As of this sentence, there are two hours remaining until the Knicks get destroyed by the Indiana Pacers*. Carmelo Anthony will likely shoot 11-29 and after the game he’s going to preface what he really feels is the problem with the Knicks ("guys not doing X, Y, Z") with the mandatory "I need to do better" hissed through his teeth. He will be partially right. As the Knicks only legitimate scoring threat, Melo does need to do better, and the team is indeed not doing X, Y, or Z (defending, creating scoring opportunities, and putting it effort). The team wanders about puzzling over just what is preventing either one from fixing itself (or at least pretending to, because the real answer nobody associated with the team can acknowledge is much more frightening) when the (surface) solution’s as easy as connecting the dots.
Carmelo Anthony does not want to be in New York. No amount of backflips and media niceties can change what "I want to test the free agent market" means. That’s an "I’m not sure where this relationship’s headed" if there ever was one, and indeed Melo carries the demeanor of a man who is waiting out the next few months to break up with his girlfriend after he makes an appearance with her at a wedding they RSVP’d to a year ago. The Knicks know it, too. This show they’re making about clearing cap room to let Love in is the desperate bargaining of a jilted lover who decided that Melo was "the one," when Melo’s heart left long ago, baby, and it’s 70 more games until the charade comes to a merciful end. Everything about his play’s been as perfunctory as can be. It’s difficult to make 40 points look perfunctory, but Melo somehow manages it, seemingly letting out an exasperated "fuck it" before every shot or drive to the basket. When it’s the fourth quarter and the Knicks play their time-honored strategy of "give it to Melo and pray," of course they collapse. Letting Melo do what he wants for twelve minutes is the equivalent of surrender.
So imagine you’re part of the supporting cast of the Knicks, and your bona fide stud and supposed leader looks like he doesn’t give two shits about whether he wins or loses, and the only player who consistently plays at a high level with real energy broke his leg, and your owner says it’s championship or bust, and he took the team’s pretty girls away because you don’t deserve them or something, and your next two scoring threats are J.R. "Hopefully Hot" Smith and Andrea "Sloth Love Chunk" Bargnani, and Amare Stoudemire might as well be crying "oil can" at this point—I think you’d agree that were you a part of the circus that is The Knicks, your effort would start waning. Defenses would get lax, passes would be bad, jump shots would go up with no real intention of going in. The only hope you have to be competitive doesn’t care. Why should you?
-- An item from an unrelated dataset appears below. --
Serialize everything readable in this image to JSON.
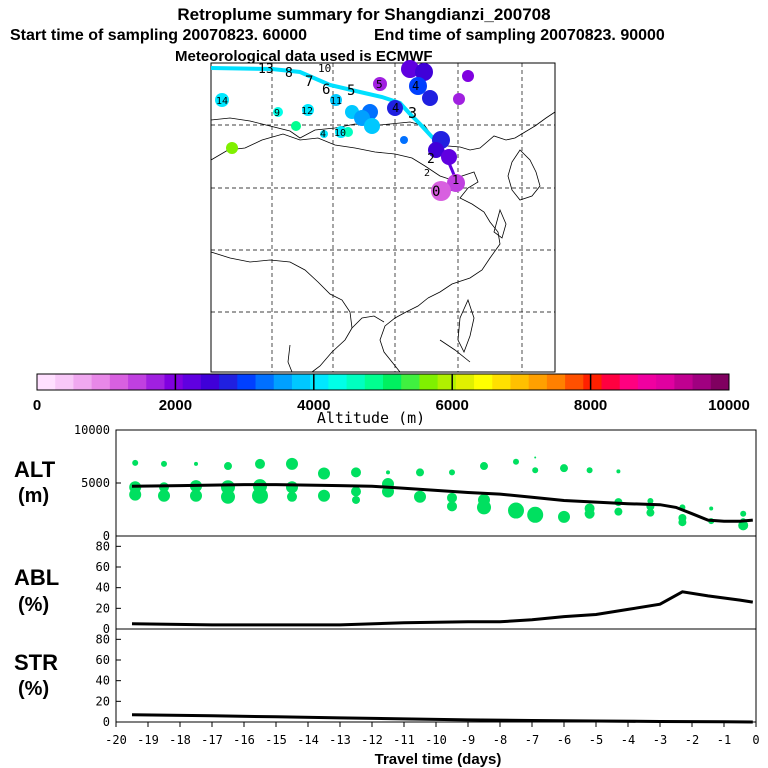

This is not an indictment of Mike Woodson, who likely has the single hardest job in the NBA, dealing with an unhappy superstar and a near-certifiably insane owner. The Knicks would be damn well to keep Woodson and hope a Torre-Steinbrenner relationship emerges with him and Dolan where the smart person’s influence ultimately outweighs that of the crazy man glowering upstairs. Hell, this isn’t even a (total) indictment of Carmelo Anthony. He may not have the character of a winner, but he is a rational thinker who understands that he needs a championship and is part of an organization that is nowhere close to getting one. This is just the Knicks stuck in Starbury volume 2, making the same mistakes they always have: banking everything on a sexy purchase and ignoring hustle, defense, and team play because James Dolan does not understand what winning basketball looks like and his incompetence has the team philosophically broken for likely another twenty years, so strap in, Knick fans, because terrible jump shots and fourth quarter collapses and inexplicably abysmal teams are your life until either you or Jimmy goes.